I fratelli Cohen sono un'istituzione del cinema contemporaneo e loro lo sanno bene. Ogni loro film è atteso dalla critica e puntualmente sbanca al botteghino ammaliando il pubblico affamato di buon cinema. Già, perché tutto si può dire dei Cohen tranne che non siano degli assoluti professionisti per quel che concerne il citazionismo, la capacità di far ridere e graffiare con il loro humor nero, la regia curata unita ad un casting di tutto rispetto capace di esaltare sceneggiature quasi sempre ispirate e piacevoli. Ancora una volta esco dal cinema soddisfatto. Magari non come quando vidi "Fargo", "Il Grande Lebowski" e anche l'ultimo "Non è un paese per vecchi", ma comunque contento della loro nuova opera.

I motivi risiedono nel fatto che il film ha grande ritmo e, con una storia volutamente assurda (la quale punta principalmente a ridicolizzare le opere cinematografiche incentrate sui temi di spionaggio), riesce ad inchiodare lo spettatore alla poltrona anche grazie ad un minutaggio complessivo molto asciutto. Man mano che le brevi scene incalzano e che l'immenso puzzle si compone è d'uopo domandarsi dove ci stiano portando i fratelli Cohen. La risposta è apparentemente una: da nessuna parte, fine e titoli di coda.
Ma in mezzo a tutta questa comica e grottesca spy story c'è anche la ricerca dell'amore che accomuna gran parte dei personaggi i quali a loro modo cercano la felicità hollywoodiana di coppia tramite le tristi pagine del web. C'è il timore di perdere l'amore e la speraranza di conoscere davvero la persona con la quale si ha deciso di vivere perché la mannaia del divorzio è dietro l'angolo. Quel "cresci, prima o poi capita a tutti" ha il sapore di una risata amarissima.

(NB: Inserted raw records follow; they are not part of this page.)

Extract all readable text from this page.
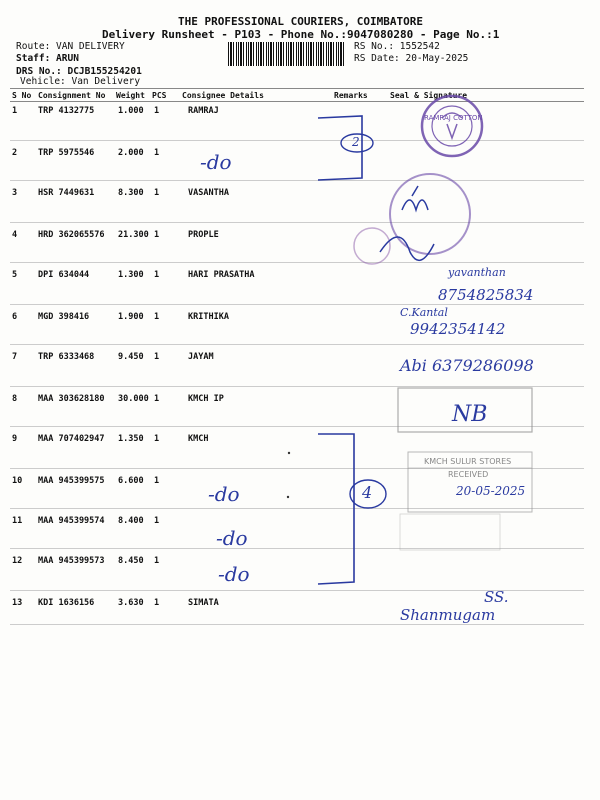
THE PROFESSIONAL COURIERS, COIMBATORE
Delivery Runsheet - P103 - Phone No.:9047080280 - Page No.:1
Route: VAN DELIVERY
Staff: ARUN
DRS No.: DCJB155254201
Vehicle: Van Delivery
RS No.: 1552542
RS Date: 20-May-2025
S No Consignment No Weight PCS Consignee Details	Remarks	Seal & Signature
1 TRP 4132775	1.000 1	RAMRAJ
2 TRP 5975546	2.000 1
3 HSR 7449631	8.300 1	VASANTHA
4 HRD 362065576 21.300 1	PROPLE
5 DPI 634044	1.300 1	HARI PRASATHA
6 MGD 398416	1.900 1	KRITHIKA
7 TRP 6333468	9.450 1	JAYAM
8 MAA 303628180 30.000 1	KMCH IP
9 MAA 707402947 1.350 1	KMCH
10 MAA 945399575 6.600 1
11 MAA 945399574 8.400 1
12 MAA 945399573 8.450 1
13 KDI 1636156	3.630 1	SIMATA
-do
2
4
-do
-do
-do
yavanthan
8754825834
C.Kantal
9942354142
Abi 6379286098
NB
Shanmugam
SS.
RAMRAJ COTTON
KMCH SULUR STORES
RECEIVED
20-05-2025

E oltre a questo c'è la lotta ossessiva all'incedere del tempo; la chirurgia, le corse di chilometri per bruciare adipe e restare belli e poter fare sesso a mo' di malattia. Tutto ciò e non solo viene fotografato con rasoiate di humor nero ed inquadrature che si fermano come al solito ai particolari, agli sguardi (chiodo fisso dei Cohen) ed alle manie dei singoli protagonisti.  
Insomma un film incasinato come pochi senza un vero protagonista, ma tante situazioni reali estremizzate che rendono il tutto assurdo. Assurdo come il cd che fa iniziare il tutto e porta alla morte di 3 persone. L'ebete palestrato (Brad Pitt) vince la sfida contro l'affabile puttaniere George Clooney interpretando in maniera perfetta il vuoto assoluto di un cervello in perenne stand by grazie a sguardi da cespuglio che rotola nel deserto. Malkovich si tuffa di testa nell'interpretazione di un uomo sul punto di vesuviare la propria frustrazione in seguito al licenziamento e agli inconcepibili ricatti di un'ottima McDormand pronta a tutto pur di tornare bella. Anche a finire all'ambasciata russa 15 anni dopo la fine della guerra fredda.

Un minestrone con molti condimenti magistralmente cotti e serviti. Buono, ma di minestrone si tratta.